Referring to all the British banking and government scandals in the past decade, Syson writes:
Such scandals have mainstream commentators seemingly puzzled and outraged in equal measure. One common response is to argue that individuals are inherently greedy, or that corrupt individuals are surrounded by those acting in the same way which normalises the situation. Either way, corruption tends to be psychologised and seen as an aberration in a liberal democracy, one that can be and must be rooted out.
That view is challenged in How Corrupt is Britain?....
Okay, this conventional view might be challenged by the authors, but their view replacing it also limits our understanding of the underlying problem. According to Syson, the authors' analyses of all the corruption (apparently only found in Britain) point to neoliberalism as the cause. This fits in nicely with the circumscribed view of Naomi Klein that "unregulated capitalism" is the problem. Fixing this with enforced regulations will restore a mythical "liberal democracy", a major propaganda concept of capitalism which they apparently support.

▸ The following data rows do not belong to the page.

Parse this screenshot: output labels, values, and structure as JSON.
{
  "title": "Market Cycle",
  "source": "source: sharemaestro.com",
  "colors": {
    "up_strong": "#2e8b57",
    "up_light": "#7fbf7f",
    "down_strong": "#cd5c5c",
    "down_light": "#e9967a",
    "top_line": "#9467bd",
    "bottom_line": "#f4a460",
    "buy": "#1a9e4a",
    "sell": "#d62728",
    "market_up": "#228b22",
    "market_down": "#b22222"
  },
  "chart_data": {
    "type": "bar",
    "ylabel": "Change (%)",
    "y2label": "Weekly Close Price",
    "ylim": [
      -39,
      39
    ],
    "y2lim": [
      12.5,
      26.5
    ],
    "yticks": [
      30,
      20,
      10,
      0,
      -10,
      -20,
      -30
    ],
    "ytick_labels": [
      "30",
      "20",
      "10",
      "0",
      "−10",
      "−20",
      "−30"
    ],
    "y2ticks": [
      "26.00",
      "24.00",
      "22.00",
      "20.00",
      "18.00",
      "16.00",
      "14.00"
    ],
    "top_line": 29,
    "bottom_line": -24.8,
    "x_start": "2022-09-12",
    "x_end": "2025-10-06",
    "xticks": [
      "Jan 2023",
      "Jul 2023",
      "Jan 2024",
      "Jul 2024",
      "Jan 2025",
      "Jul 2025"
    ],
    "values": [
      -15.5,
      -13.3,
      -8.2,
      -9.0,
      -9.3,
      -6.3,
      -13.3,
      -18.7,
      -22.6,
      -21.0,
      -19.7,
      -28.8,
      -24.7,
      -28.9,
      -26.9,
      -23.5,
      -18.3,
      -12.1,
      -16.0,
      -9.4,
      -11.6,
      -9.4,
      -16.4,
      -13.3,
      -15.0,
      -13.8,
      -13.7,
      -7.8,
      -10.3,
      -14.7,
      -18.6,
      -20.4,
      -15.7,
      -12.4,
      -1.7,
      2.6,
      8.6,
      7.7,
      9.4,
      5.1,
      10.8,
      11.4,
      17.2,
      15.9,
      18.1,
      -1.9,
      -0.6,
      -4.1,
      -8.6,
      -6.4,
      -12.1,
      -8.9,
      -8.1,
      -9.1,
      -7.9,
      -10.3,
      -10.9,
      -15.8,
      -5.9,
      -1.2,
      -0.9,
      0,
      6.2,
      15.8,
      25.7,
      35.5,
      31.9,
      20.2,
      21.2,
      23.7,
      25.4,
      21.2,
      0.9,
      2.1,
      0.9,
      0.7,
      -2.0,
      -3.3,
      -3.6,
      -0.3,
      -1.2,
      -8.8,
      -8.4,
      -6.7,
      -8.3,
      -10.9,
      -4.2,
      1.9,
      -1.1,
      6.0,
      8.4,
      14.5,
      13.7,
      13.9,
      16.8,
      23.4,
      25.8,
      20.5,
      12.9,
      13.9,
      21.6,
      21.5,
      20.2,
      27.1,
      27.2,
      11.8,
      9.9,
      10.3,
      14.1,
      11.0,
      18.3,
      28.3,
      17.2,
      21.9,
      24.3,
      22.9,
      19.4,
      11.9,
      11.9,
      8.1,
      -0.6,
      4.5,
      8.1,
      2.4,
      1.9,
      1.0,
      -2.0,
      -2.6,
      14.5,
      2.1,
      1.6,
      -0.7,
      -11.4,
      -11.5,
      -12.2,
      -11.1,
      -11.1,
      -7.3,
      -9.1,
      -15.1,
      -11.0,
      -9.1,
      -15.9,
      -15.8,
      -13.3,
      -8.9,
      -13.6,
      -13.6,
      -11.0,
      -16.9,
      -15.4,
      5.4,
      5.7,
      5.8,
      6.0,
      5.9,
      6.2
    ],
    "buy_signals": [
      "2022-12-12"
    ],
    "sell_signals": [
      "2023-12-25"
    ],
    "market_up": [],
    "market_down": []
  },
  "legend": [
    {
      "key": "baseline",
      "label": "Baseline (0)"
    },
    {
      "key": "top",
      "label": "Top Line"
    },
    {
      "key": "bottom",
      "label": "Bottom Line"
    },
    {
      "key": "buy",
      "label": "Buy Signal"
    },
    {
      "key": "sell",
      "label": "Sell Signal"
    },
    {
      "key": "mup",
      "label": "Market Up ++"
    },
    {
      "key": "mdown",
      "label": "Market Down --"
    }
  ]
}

Judging by a Bloomberg article quoted in a critical article in The Automatic Earth, it seems that our masters aren't always that supportive of "liberal democracy" when it gets in the way of their interests.
While the IMF and EU have refused to work with Greece to solve the debt crisis, pushing Athens and the entire EU into the realm of the unknown…the IMF will gladly lend, throw away money to fund Ukraine…a ready to default, neo-nazi governed, at civil war failed state.